Travel
Why pre-owned is the answer to the global travel demand
By Jim Sorokan, VP Sales Europe, Jetcraft Commercial
In February 2024, the airline industry hit a significant post-pandemic milestone, not only fully recovering in terms of total passenger traffic, but surpassing 2019 targets by 5.7%.
In Europe, the commercial aviation industry has rebounded faster than expected, with strong recovery seen in the regional market.
European airlines, exemplified by Air Baltic’s order of additional A220-300s, Aegean’s acquisition of A321neos, and Boeing’s delivery of 737 MAX aircraft to Ryanair, are actively expanding their fleets.
But, for major airlines there’s a challenge in meeting this increased demand at a time when certain narrowbody models are contending with well-publicised Pratt & Whitney GTF engine problems, and globally, narrowbody inventory remains scarce.
The result is a growing trend towards regional aircraft and longer leases to source the capacity these European airlines need to ensure their survival.
Addressing Fleet Shortages
The long-term repercussions of the pandemic continue to impact new aircraft deliveries, which are down 7.4% compared to 2023, and some OEM backlogs now stretching out to 2030.
Coupled with a resurgence in travel demand and market conditions in Europe, this has led airlines to increasingly look to alternative solutions to meet their fleet needs. This includes reintegrating older aircraft, incorporating standby aircraft and extending the service life of their existing fleets – all to ensure schedule reliability.
Pre-owned aircraft are also becoming vital for operators facing delivery delays and supply chain issues. At Jetcraft Commercial, we’ve seen that demand for regional and turboprop aircraft, such as the De Havilland Canada Dash 8-400 or the ATR 72 series, is on the rise – particularly in southern Europe. As well as the economic benefits these types offer, a limited supply of narrowbodies is prompting airlines to evaluate using regional and turboprops more closely.
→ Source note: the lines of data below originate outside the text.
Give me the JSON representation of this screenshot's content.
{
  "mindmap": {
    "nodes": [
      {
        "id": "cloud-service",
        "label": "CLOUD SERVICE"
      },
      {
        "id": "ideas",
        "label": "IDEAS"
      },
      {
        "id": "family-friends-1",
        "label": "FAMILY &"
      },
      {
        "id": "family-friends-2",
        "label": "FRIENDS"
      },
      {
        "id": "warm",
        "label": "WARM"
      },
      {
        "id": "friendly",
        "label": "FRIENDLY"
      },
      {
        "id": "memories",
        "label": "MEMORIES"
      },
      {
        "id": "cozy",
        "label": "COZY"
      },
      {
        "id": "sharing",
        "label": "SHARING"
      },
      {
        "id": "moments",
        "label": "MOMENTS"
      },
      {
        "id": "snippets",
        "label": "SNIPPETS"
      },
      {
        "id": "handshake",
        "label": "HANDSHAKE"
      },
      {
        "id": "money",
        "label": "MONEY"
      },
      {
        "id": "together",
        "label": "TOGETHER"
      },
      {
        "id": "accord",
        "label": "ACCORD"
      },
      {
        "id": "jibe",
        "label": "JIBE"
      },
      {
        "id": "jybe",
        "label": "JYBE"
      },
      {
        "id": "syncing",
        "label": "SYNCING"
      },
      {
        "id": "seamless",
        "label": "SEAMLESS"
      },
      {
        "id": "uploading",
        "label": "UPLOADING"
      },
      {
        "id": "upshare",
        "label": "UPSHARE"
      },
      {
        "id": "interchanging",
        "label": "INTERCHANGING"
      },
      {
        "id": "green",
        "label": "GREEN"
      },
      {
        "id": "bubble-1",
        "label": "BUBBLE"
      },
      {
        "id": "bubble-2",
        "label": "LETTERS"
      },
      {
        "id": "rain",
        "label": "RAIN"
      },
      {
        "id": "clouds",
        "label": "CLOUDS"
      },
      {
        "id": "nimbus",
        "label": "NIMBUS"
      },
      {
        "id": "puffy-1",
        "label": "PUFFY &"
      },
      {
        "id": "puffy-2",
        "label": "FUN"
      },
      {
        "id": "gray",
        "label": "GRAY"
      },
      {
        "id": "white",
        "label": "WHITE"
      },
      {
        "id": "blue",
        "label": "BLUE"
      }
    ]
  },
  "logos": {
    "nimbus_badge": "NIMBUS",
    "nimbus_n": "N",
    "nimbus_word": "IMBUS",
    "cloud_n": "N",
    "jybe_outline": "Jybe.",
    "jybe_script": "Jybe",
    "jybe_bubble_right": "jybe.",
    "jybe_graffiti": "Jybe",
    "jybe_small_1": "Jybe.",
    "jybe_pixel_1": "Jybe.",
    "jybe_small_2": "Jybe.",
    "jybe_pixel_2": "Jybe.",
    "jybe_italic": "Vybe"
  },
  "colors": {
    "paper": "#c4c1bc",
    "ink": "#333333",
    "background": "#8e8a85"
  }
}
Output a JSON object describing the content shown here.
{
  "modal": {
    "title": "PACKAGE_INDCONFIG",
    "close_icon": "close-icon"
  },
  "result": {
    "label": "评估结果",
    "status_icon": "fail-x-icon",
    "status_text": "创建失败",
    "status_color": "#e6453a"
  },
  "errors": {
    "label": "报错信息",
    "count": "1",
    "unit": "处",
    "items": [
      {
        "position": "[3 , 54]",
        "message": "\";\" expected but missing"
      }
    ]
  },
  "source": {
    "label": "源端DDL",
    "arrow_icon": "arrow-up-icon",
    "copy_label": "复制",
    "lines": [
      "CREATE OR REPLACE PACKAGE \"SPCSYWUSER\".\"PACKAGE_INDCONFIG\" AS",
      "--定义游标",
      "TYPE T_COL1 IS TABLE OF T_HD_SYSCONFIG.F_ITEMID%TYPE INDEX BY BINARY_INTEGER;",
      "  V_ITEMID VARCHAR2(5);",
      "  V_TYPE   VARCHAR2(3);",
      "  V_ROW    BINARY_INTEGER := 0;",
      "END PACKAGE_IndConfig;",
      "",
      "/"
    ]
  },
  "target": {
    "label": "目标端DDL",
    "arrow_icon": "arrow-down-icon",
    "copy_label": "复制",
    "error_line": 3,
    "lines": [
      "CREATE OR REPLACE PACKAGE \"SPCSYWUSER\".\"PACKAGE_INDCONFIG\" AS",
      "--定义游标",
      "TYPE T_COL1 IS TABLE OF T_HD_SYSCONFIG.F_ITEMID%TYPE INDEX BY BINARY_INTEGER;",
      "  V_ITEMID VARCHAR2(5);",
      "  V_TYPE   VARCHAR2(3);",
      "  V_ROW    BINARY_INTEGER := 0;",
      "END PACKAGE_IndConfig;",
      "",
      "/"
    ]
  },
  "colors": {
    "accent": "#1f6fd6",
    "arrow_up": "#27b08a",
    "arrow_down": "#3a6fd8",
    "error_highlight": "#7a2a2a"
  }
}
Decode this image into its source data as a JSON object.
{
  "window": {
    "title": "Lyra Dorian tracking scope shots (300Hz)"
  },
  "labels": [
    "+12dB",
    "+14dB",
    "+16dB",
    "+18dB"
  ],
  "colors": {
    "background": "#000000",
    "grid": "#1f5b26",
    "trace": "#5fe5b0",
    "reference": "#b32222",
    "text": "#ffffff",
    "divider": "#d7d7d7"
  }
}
As a result, the global regional jet market, valued at USD 12.62 billion in 2023, is projected to grow to USD 19.58 billion by 2032.
Shifting strategies
As well as reconsidering their fleets, airlines in Europe are also adapting their business models to maintain connectivity across the continent.
We’ve seen a shift in purchase agreement terms, with carriers increasingly seeking longer term solutions. Previously, operators would turn to regional aircraft to supplement their fleet on a seasonal basis.
Now, fleet managers are interested in securing regional aircraft on an annual basis, striking deals that offer better financial returns and meet their need for increased capacity year-round. This strategy ensures airlines can maximize their operational efficiency and financial performance.
In the recovered European aviation market, airlines must also pivot to innovative solutions to address current fleet shortages and supply chain disruptions. Market constraints have led to a growing preference for aircraft finance and leasing deals, with leasing rates in some sectors rising by as much as 35% in 2023 to respond to demand.
However, against this backdrop there are opportunities for carriers to secure better deals on longer-term leases, particularly when considering the large order backlogs for OEMs, emphasising the importance of strategic planning in fleet management.
Working with a financing partner you can trust is key and airlines will benefit by focusing on in-depth fleet assessments, optimizing lease agreements, and leveraging secondary markets to acquire well- maintained, pre-owned aircraft. This proactive approach will be critical for sustaining growth and maintaining a competitive advantage in the dynamic aviation landscape.